Question: can packaged apps join the 'Lean IT' bandwagon?

Home-grown apps can never be 'lean.' But neither can packaged apps.
Written by Joe McKendrick, Contributing Writer

Answer: It depends if you wear a ponytail.

Sandy Kemsley has been providing wall-to-wall coverage of the Forrester Business Technology Forum in Chicago, and picked up on an interesting panel discussion on the role of packaged applications in Lean IT. (Lean IT is the theme of Forrester's confab.)

Sandy's reports on Forrester BTF are a good read for anyone trying to get their heads around the concept of "Lean IT."  (She starts here with her series.) I mean, isn't that what we've been trying to do for the past 20 years anyway? (Not that things have turned out that "Lean" yet. We'll see if it works this time around.)

According to Sandy's report, Forrester's John Rymer argued that "packaged apps can never be Lean, since most are locked down, closed engines where the vendor controls the architecture, they’re expensive and difficult to upgrade, they use more functions than customers use, they provide a single general UI for all user personas, and each upgrade includes more crap that you don’t need."

Chip Gliedman, a Forrester analyst, argued the opposite side, stating that the opposite of packaged apps -- custom-grown apps -- are just about as bloated and klunky as you can get.
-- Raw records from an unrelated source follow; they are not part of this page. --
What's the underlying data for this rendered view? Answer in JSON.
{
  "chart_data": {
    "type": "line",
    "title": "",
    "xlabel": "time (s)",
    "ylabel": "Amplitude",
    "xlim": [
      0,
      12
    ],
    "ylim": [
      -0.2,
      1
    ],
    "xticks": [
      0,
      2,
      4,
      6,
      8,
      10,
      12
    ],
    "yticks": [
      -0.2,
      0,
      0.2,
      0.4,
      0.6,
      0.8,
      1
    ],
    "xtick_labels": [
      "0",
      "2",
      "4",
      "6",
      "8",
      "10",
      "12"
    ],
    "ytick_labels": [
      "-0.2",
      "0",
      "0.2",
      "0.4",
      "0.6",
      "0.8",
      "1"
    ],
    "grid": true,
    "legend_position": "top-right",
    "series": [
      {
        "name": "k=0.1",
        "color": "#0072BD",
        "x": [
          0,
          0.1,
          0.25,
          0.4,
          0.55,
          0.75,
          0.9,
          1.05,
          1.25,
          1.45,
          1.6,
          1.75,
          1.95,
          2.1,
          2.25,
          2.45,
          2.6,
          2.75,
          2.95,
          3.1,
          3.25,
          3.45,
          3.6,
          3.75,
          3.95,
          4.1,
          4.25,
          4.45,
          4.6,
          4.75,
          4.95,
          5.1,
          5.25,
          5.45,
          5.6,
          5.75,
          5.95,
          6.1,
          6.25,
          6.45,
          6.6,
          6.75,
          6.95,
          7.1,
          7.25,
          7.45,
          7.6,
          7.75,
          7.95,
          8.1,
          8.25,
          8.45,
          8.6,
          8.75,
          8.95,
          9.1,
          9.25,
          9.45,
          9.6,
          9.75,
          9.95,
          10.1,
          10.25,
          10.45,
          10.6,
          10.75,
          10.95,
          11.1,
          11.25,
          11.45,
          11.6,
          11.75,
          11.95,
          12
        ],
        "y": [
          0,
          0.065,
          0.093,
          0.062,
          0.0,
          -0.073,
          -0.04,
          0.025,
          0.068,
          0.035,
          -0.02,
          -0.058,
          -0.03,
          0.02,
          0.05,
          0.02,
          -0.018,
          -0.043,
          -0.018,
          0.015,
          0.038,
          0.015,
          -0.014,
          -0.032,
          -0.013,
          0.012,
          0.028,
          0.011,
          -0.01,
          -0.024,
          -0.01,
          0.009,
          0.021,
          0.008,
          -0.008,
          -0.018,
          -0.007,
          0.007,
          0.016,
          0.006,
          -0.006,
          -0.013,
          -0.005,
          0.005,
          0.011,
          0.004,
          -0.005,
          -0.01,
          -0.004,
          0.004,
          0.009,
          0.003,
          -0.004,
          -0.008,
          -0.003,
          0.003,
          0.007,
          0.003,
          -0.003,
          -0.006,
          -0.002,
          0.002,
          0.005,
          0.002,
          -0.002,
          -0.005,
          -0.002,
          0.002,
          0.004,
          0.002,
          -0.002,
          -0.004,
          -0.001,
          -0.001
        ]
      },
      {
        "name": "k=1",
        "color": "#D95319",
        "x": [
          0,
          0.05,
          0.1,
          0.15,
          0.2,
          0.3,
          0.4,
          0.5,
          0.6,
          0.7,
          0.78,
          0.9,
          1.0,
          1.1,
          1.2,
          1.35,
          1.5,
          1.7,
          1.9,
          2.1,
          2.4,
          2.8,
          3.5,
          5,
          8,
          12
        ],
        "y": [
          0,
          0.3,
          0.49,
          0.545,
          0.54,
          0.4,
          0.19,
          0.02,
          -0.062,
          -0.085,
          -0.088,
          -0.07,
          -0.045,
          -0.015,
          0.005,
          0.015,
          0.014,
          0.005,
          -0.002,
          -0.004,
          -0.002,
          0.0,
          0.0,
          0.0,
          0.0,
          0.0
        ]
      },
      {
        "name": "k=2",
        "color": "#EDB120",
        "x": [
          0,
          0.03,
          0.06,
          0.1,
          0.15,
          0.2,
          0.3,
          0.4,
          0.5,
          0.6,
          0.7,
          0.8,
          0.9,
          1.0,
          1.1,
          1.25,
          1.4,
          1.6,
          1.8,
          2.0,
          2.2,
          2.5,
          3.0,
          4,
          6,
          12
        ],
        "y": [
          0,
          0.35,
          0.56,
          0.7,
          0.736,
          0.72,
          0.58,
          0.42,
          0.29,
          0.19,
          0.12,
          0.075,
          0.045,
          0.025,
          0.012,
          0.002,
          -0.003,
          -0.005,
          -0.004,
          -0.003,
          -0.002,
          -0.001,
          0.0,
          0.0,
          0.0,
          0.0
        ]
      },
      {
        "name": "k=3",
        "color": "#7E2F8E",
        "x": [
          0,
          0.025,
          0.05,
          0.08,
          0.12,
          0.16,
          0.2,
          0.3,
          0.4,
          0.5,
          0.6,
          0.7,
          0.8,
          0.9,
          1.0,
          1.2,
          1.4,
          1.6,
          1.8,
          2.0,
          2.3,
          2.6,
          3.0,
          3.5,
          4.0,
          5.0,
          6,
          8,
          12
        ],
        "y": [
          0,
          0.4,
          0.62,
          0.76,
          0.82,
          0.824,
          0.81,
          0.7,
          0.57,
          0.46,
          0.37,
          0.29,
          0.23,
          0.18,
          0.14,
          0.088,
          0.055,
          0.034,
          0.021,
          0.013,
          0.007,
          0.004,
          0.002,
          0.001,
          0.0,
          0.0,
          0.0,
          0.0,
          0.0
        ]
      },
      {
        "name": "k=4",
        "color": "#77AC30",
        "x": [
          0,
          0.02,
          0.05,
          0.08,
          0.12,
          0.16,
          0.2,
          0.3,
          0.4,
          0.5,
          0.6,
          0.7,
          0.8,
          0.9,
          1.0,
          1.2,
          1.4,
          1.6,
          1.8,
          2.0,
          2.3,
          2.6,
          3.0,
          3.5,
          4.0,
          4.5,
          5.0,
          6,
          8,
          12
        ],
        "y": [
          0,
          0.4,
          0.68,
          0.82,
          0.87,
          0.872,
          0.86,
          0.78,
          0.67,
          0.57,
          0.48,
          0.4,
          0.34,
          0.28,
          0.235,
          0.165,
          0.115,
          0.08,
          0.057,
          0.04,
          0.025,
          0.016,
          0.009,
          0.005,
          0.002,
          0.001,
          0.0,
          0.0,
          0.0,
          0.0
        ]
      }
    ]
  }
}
You need packaged apps to pave the way to Lean IT. Sandy quotes Chip as "pointing out that you just can’t build the level of functionality that a packaged application provides, and there can be data and integration issues once you abandon the wisdom of a single monolithic system that holds all your data and rules."

I like Sandy's summary of the whole thing: "Clearly, Gliedman is either insane or a secret plant from [insert large enterprise vendor name here], and Rymer is an incurable coder who probably has a ponytail tucked into his shirt collar. :) Nonetheless, an entertaining discussion."